People don’t buy drills, they buy holes.  This is the key premise of a well known (or maybe not so well known) article written 47 years ago by Ted Levitt, entitled Marketing Myopia.

If only IAC’s Barry Diller and Jim Lanzone, CEO of Ask.com had read it.

Ask.com has just introduced a new ad campaign for it’s search engine that is designed to raise consumer awareness for its key differentiating factor, its algorithm…and thats what most of the dialog on the commercial is about.  In one commercial their young son asks his dad…"do you have a lame algorithm?…your mom and I get everything we want with the most powerful algorithm on the earth"   Is that where their son came from too (a new take on the "birds and the bees" discussion!)?

Whatever happened to I found it on Ask? Consumers are looking for a benefit, not a feature.  Sure everyone likes features but the only features that users are interested in are the ones that offer them a benefit. 

Unsubstantiated claims are also a waste of time in today’s world.  Nobody believes them without 3rd party validation coupled with positive consumer experiences. Ask says that they have "the most powerful algorithm on the earth".  Says who?

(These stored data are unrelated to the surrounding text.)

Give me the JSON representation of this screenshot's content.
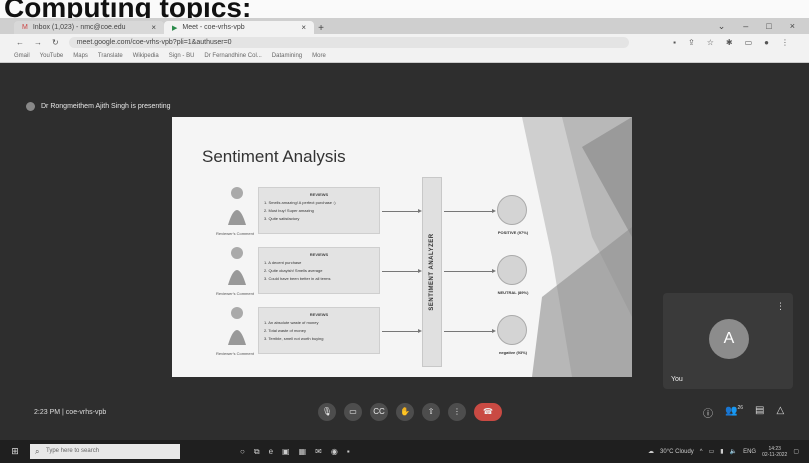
{
  "heading": "Computing topics:",
  "browser": {
    "tabs": [
      {
        "label": "Inbox (1,023) - nmc@coe.edu",
        "active": false
      },
      {
        "label": "Meet - coe-vrhs-vpb",
        "active": true
      }
    ],
    "url": "meet.google.com/coe-vrhs-vpb?pli=1&authuser=0",
    "bookmarks": [
      "Gmail",
      "YouTube",
      "Maps",
      "Translate",
      "Wikipedia",
      "Sign - BU",
      "Dr Fernandhine Col...",
      "Datamining",
      "More"
    ]
  },
  "meet": {
    "presenting_text": "Dr Rongmeithem Ajith Singh is presenting",
    "meeting_time": "2:23 PM",
    "meeting_code": "coe-vrhs-vpb",
    "self_label": "You",
    "self_avatar": "A",
    "participants_badge": "26",
    "controls": [
      "mic-icon",
      "camera-icon",
      "captions-icon",
      "raise-hand-icon",
      "present-icon",
      "more-icon",
      "end-call-icon"
    ],
    "right_controls": [
      "info-icon",
      "people-icon",
      "chat-icon",
      "activities-icon"
    ]
  },
  "slide": {
    "title": "Sentiment Analysis",
    "analyzer_label": "SENTIMENT ANALYZER",
    "reviewer_label": "Reviewer's Comment",
    "rows": [
      {
        "heading": "REVIEWS",
        "lines": [
          "1. Smells amazing! A perfect purchase :)",
          "2. Must buy! Super amazing",
          "3. Quite satisfactory"
        ],
        "result": "POSITIVE (97%)"
      },
      {
        "heading": "REVIEWS",
        "lines": [
          "1. A decent purchase",
          "2. Quite okayish! Smells average",
          "3. Could have been better in all terms"
        ],
        "result": "NEUTRAL (89%)"
      },
      {
        "heading": "REVIEWS",
        "lines": [
          "1. An absolute waste of money",
          "2. Total waste of money",
          "3. Terrible, smell not worth buying"
        ],
        "result": "negative (93%)"
      }
    ]
  },
  "taskbar": {
    "search_placeholder": "Type here to search",
    "weather": "30°C Cloudy",
    "language": "ENG",
    "time": "14:23",
    "date": "02-11-2022"
  },
  "colors": {
    "meet_bg": "#2e2e2e",
    "end_call": "#c94a43",
    "slide_bg": "#f5f5f5"
  }
}
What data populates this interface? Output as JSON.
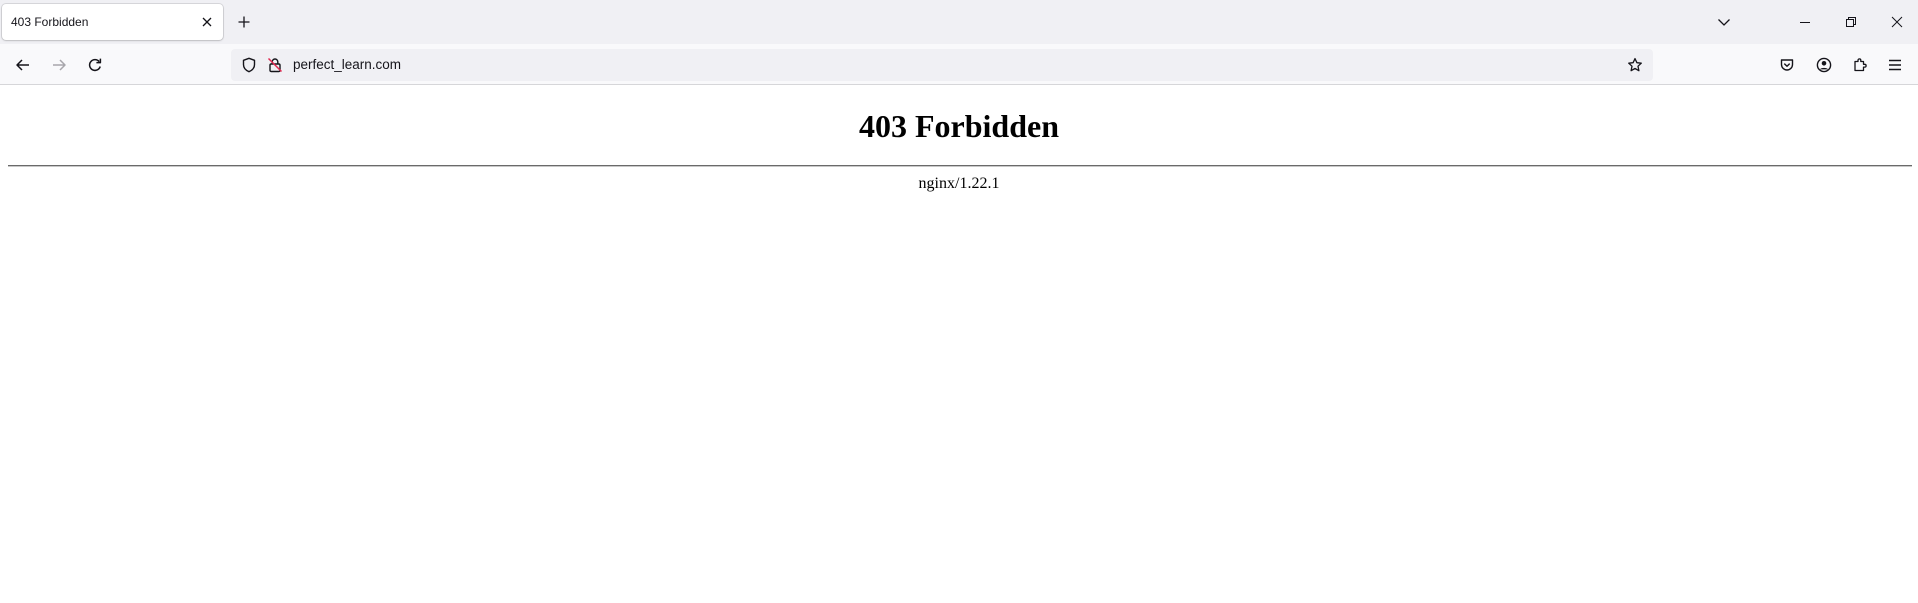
{
  "browser": {
    "tabs": [
      {
        "title": "403 Forbidden",
        "active": true
      }
    ],
    "url": "perfect_learn.com",
    "icons": {
      "tab_close": "close-icon",
      "new_tab": "plus-icon",
      "list_tabs": "chevron-down-icon",
      "back": "arrow-left-icon",
      "forward": "arrow-right-icon",
      "reload": "reload-icon",
      "tracking_protection": "shield-icon",
      "connection": "insecure-lock-icon",
      "bookmark": "star-icon",
      "pocket": "pocket-icon",
      "account": "account-icon",
      "extensions": "puzzle-icon",
      "menu": "hamburger-menu-icon",
      "minimize": "minimize-icon",
      "restore": "restore-icon",
      "close_window": "close-icon"
    },
    "colors": {
      "tabstrip_bg": "#f0f0f4",
      "navbar_bg": "#f9f9fb",
      "urlbar_bg": "#f0f0f4",
      "icon": "#15141a",
      "insecure_accent": "#e22850"
    }
  },
  "page": {
    "heading": "403 Forbidden",
    "server": "nginx/1.22.1"
  }
}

Bottom line is as long as Ask continues to promote features and not benefits its destined to be a distant number 3.  When it begins define its market (it can’t be everything to everyone) and then to focus on what those users want and what is not currently being provided, it will have a chance at growth. 

The only hope for Ask, given its current marketing efforts, is that Microsoft’s Live Search strategy is far worse as they appear to have none.